The utility operating the San Onofre Nuclear Generating Station confirmed an incident occurred last week involving a canister containing spent nuclear fuel and has directed the contractor in charge of transferring the fuel to “take corrective actions, including additional training.”

Southern California Edison officials in a statement Friday cited “performance errors” by workers from contractor Holtec International when a canister containing nuclear waste got caught on an inner ring of what is called a Cavity Enclosure Container on one of the pads at a newly constructed storage site.

Since February, operators of the plant have been transferring canisters from what is called “wet storage” to a newly constructed facility on the site of the plant that is in the process of being decommissioned. Edison said the transfers have now been put on pause.

The company’s announcement came one day after a man identifying himself as an industrial safety worker associated with the federal government’s Occupational Safety and Health Administration startled those attending a public meeting in Oceanside hosted by the SONGS Community Engagement Panel by describing a litany of safety shortcomings associated with the transfer process.

David Fritch said on Aug. 3 one of the canisters being lowered into the cavity enclosure “could have fallen 18 feet.”

In remarks during the Community Engagement Panel’s public comments period, Fritch said similar problems have occurred before “but it wasn’t shared with the crew that was working.
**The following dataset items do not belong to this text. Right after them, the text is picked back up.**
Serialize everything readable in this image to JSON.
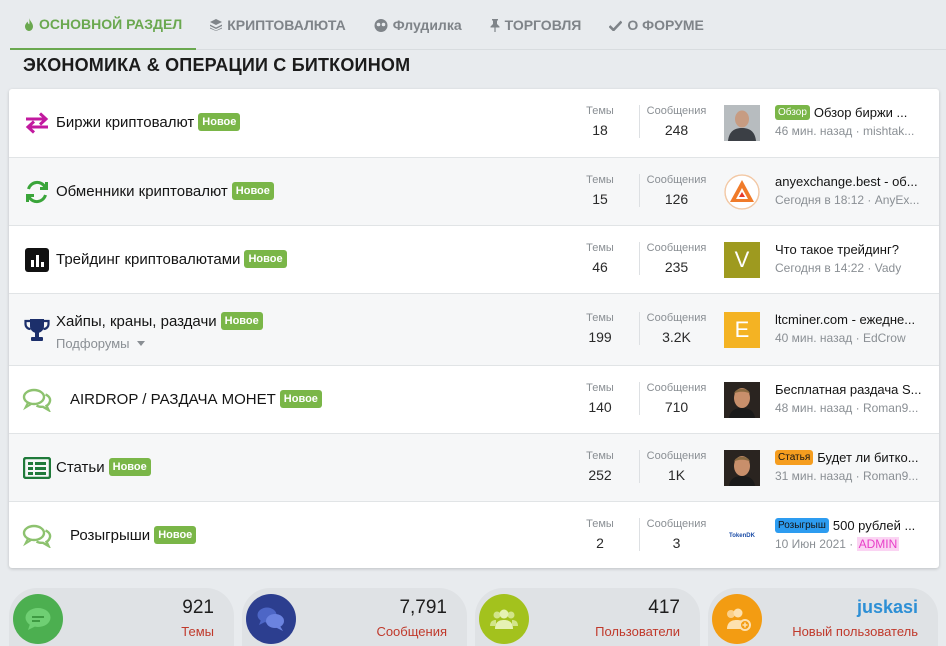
{
  "tabs": [
    {
      "label": "ОСНОВНОЙ РАЗДЕЛ",
      "icon": "flame-icon",
      "active": true
    },
    {
      "label": "КРИПТОВАЛЮТА",
      "icon": "layers-icon",
      "active": false
    },
    {
      "label": "Флудилка",
      "icon": "mask-icon",
      "active": false
    },
    {
      "label": "ТОРГОВЛЯ",
      "icon": "pin-icon",
      "active": false
    },
    {
      "label": "О ФОРУМЕ",
      "icon": "check-icon",
      "active": false
    }
  ],
  "section_title": "ЭКОНОМИКА & ОПЕРАЦИИ С БИТКОИНОМ",
  "labels": {
    "themes": "Темы",
    "messages": "Сообщения",
    "new": "Новое",
    "subforums": "Подфорумы"
  },
  "forums": [
    {
      "title": "Биржи криптовалют",
      "icon": "exchange-arrows-icon",
      "themes": "18",
      "messages": "248",
      "last_prefix": "Обзор",
      "last_title": "Обзор биржи ...",
      "last_time": "46 мин. назад",
      "last_user": "mishtak..."
    },
    {
      "title": "Обменники криптовалют",
      "icon": "refresh-icon",
      "themes": "15",
      "messages": "126",
      "last_prefix": "",
      "last_title": "anyexchange.best - об...",
      "last_time": "Сегодня в 18:12",
      "last_user": "AnyEx..."
    },
    {
      "title": "Трейдинг криптовалютами",
      "icon": "bar-chart-icon",
      "themes": "46",
      "messages": "235",
      "last_prefix": "",
      "last_title": "Что такое трейдинг?",
      "last_time": "Сегодня в 14:22",
      "last_user": "Vady",
      "avatar_letter": "V"
    },
    {
      "title": "Хайпы, краны, раздачи",
      "icon": "trophy-icon",
      "themes": "199",
      "messages": "3.2K",
      "last_prefix": "",
      "last_title": "ltcminer.com - ежедне...",
      "last_time": "40 мин. назад",
      "last_user": "EdCrow",
      "avatar_letter": "E"
    },
    {
      "title": "AIRDROP / РАЗДАЧА МОНЕТ",
      "icon": "chat-bubbles-icon",
      "themes": "140",
      "messages": "710",
      "last_prefix": "",
      "last_title": "Бесплатная раздача S...",
      "last_time": "48 мин. назад",
      "last_user": "Roman9..."
    },
    {
      "title": "Статьи",
      "icon": "newspaper-icon",
      "themes": "252",
      "messages": "1K",
      "last_prefix": "Статья",
      "last_title": "Будет ли битко...",
      "last_time": "31 мин. назад",
      "last_user": "Roman9..."
    },
    {
      "title": "Розыгрыши",
      "icon": "chat-bubbles-icon",
      "themes": "2",
      "messages": "3",
      "last_prefix": "Розыгрыш",
      "last_title": "500 рублей ...",
      "last_time": "10 Июн 2021",
      "last_user": "ADMIN",
      "avatar_text": "TokenDK"
    }
  ],
  "footer_stats": [
    {
      "value": "921",
      "label": "Темы",
      "icon": "comment-icon",
      "color": "#4caf50"
    },
    {
      "value": "7,791",
      "label": "Сообщения",
      "icon": "comments-icon",
      "color": "#2c3e8f"
    },
    {
      "value": "417",
      "label": "Пользователи",
      "icon": "users-icon",
      "color": "#a3c21d"
    },
    {
      "value": "juskasi",
      "label": "Новый пользователь",
      "icon": "user-add-icon",
      "color": "#f39c12"
    }
  ],
  "colors": {
    "accent": "#6aa84f",
    "badge_new": "#7ab648",
    "admin": "#e83fc8"
  }
}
We’re under-manned. We don’t have the proper personnel to get things done safely.”

Fritch, who said he’s been on the site for about three months, said some workers are “under-trained” and that many experienced supervisors “are often sent away” and replaced by new supervisors who “don’t understand it as well.”

Fritch’s remarks were captured on video from the livestream of the panel’s quarterly meeting.


Edison ran into a problem in March during the transfer of spent fuel at SONGS. Work was delayed 10 days after workers discovered a piece of shim — essentially, a pin 4 inches by a half-inch — came loose while a canister was being loaded.

Edison received assurance from Holtec and an independent engineering firmthat the canister’s integrity was sound.

Some 50 canisters of spent fuel sit in what is called a “dry storage” installation at SONGS. A second dry storage installation, recently constructed and approved by the California Coastal Commission, is in the process of transferring 73 canistersfrom what is called “wet storage.”

Used-up fuel is thermally hot and to cool it, nuclear operators place the fuel in a metal rack and submerge it in a deep wet storage pool.

So far, 29 of of the 73 canisters have been transferred from wet storage to dry casks. Edison expects to complete the transfer by the middle of next year.